Le Pen dynasty

The French extreme-right leader, Jean-Marie le Pen, is a self-made man who has managed to climb the political ladder. His party, Le Front National, currently scores over 30 % of the votes and is thus in the forefront to win EU’s parliamentarian elections. However, is he really interested in governing or is he just interested in his own dynasty?

Jean-Marie le PenJean-Marie le Pen 

A lonely child:

Jean-Marie le Pen, 85 years old, grew up in poverty, in a small fishing village. His father died during the War, so his mother had to sew to feed the two of them. Her son proved soon to be a leader, hating to take orders, aggressive and violent. Several times he got himself into trouble especially when leading youth revolts but thanks to his numerous contacts he never got jailed.

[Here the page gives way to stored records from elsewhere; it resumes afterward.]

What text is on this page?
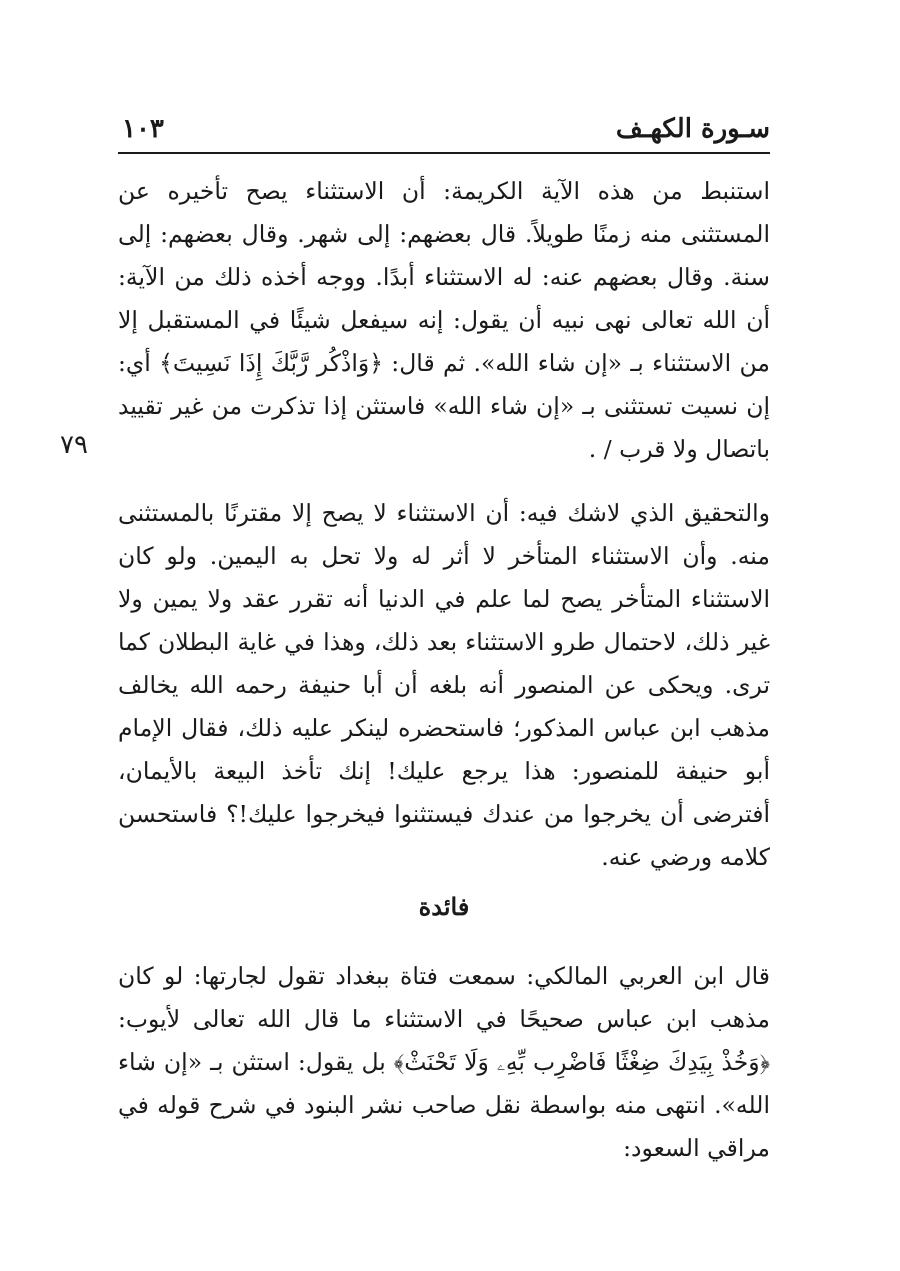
سـورة الكهـف
١٠٣
٧٩

استنبط من هذه الآية الكريمة: أن الاستثناء يصح تأخيره عن المستثنى منه زمنًا طويلاً. قال بعضهم: إلى شهر. وقال بعضهم: إلى سنة. وقال بعضهم عنه: له الاستثناء أبدًا. ووجه أخذه ذلك من الآية: أن الله تعالى نهى نبيه أن يقول: إنه سيفعل شيئًا في المستقبل إلا من الاستثناء بـ «إن شاء الله». ثم قال: ﴿وَاذْكُر رَّبَّكَ إِذَا نَسِيتَ﴾ أي: إن نسيت تستثنى بـ «إن شاء الله» فاستثن إذا تذكرت من غير تقييد باتصال ولا قرب / .

والتحقيق الذي لاشك فيه: أن الاستثناء لا يصح إلا مقترنًا بالمستثنى منه. وأن الاستثناء المتأخر لا أثر له ولا تحل به اليمين. ولو كان الاستثناء المتأخر يصح لما علم في الدنيا أنه تقرر عقد ولا يمين ولا غير ذلك، لاحتمال طرو الاستثناء بعد ذلك، وهذا في غاية البطلان كما ترى. ويحكى عن المنصور أنه بلغه أن أبا حنيفة رحمه الله يخالف مذهب ابن عباس المذكور؛ فاستحضره لينكر عليه ذلك، فقال الإمام أبو حنيفة للمنصور: هذا يرجع عليك! إنك تأخذ البيعة بالأيمان، أفترضى أن يخرجوا من عندك فيستثنوا فيخرجوا عليك!؟ فاستحسن كلامه ورضي عنه.

فائدة

قال ابن العربي المالكي: سمعت فتاة ببغداد تقول لجارتها: لو كان مذهب ابن عباس صحيحًا في الاستثناء ما قال الله تعالى لأيوب: ﴿وَخُذْ بِيَدِكَ ضِغْثًا فَاضْرِب بِّهِۦ وَلَا تَحْنَثْ﴾ بل يقول: استثن بـ «إن شاء الله». انتهى منه بواسطة نقل صاحب نشر البنود في شرح قوله في مراقي السعود:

Loving to debate, he proved an excellent orator. “I’m a born leader”, Jean-Marie le Pen boosted. However he had to wait until 1972 before his turn came and he started leading a new party called ”Le Front National”. It’s doesn’t really have a definite program except that it’s against immigration and for nationalism. Despite the party’s lack of voters and consisting mostly of politicians nobody else wanted, he never gave up.

His luck turned, oddly enough, both thanks to socialists and to unexpected allowances.

In 1981, the socialist, François Mitterand, became president and introduced ”la proportionnelle” – i.e. a voting system based on proportions rather than on majority – thus permitting le Pen to get a foot into the French parliament.

Through that platform, he started pulling in the masses. When he got a substantial fortune and a large house in a fashionable area from another extreme-right lobbyist – Lambert – he could spend all his time and energy engaged in politics, without having to worry about a paid job.

In 1984, a childless millionaire, Mme Léonais, donated a huge sum of money to his party. She continued to do that regularly during the rest of her life but le Pen put the money in his own pocket and never bothered to forward it to the party. According to his former wife, Pierrette, he currently has around 30 million Euros in different hidden accounts. Le Pen is well-known for his lack of generosity – maybe a consequence of his poor childhood?

He got three daughters with Pierrette. After her departure he became closer to them and could thus also use them. He had made a fool of himself by going too far in his anti-Semitic statements saying that: “the gas-chambers were but a detail during WWII”! To add to his “misfortune” he knocked down another candidate during an election campaign. As a consequence the party lost voters.

The daughters: 

Marine le PenMarine le Pen

A new face then emerged: Marine le Pen, one of Jean-Marie’s daughters. Mainly due to her appealing looks, she draws adherents. The blond, well-spoken, smart and charming woman wins an increasing number of French hearts. Le Pen first made her vice-president. In 2011, she became head of the party. ”Our name is linked to the party,” according to Jean-Marie le Pen. Comparing the party to a family business, he alienated all other politicians from his own party. Lately, he’s even involved his grandchild, Marion. The strategy seems to work: according to the latest polls in February 2014: Le FN scores 34 %.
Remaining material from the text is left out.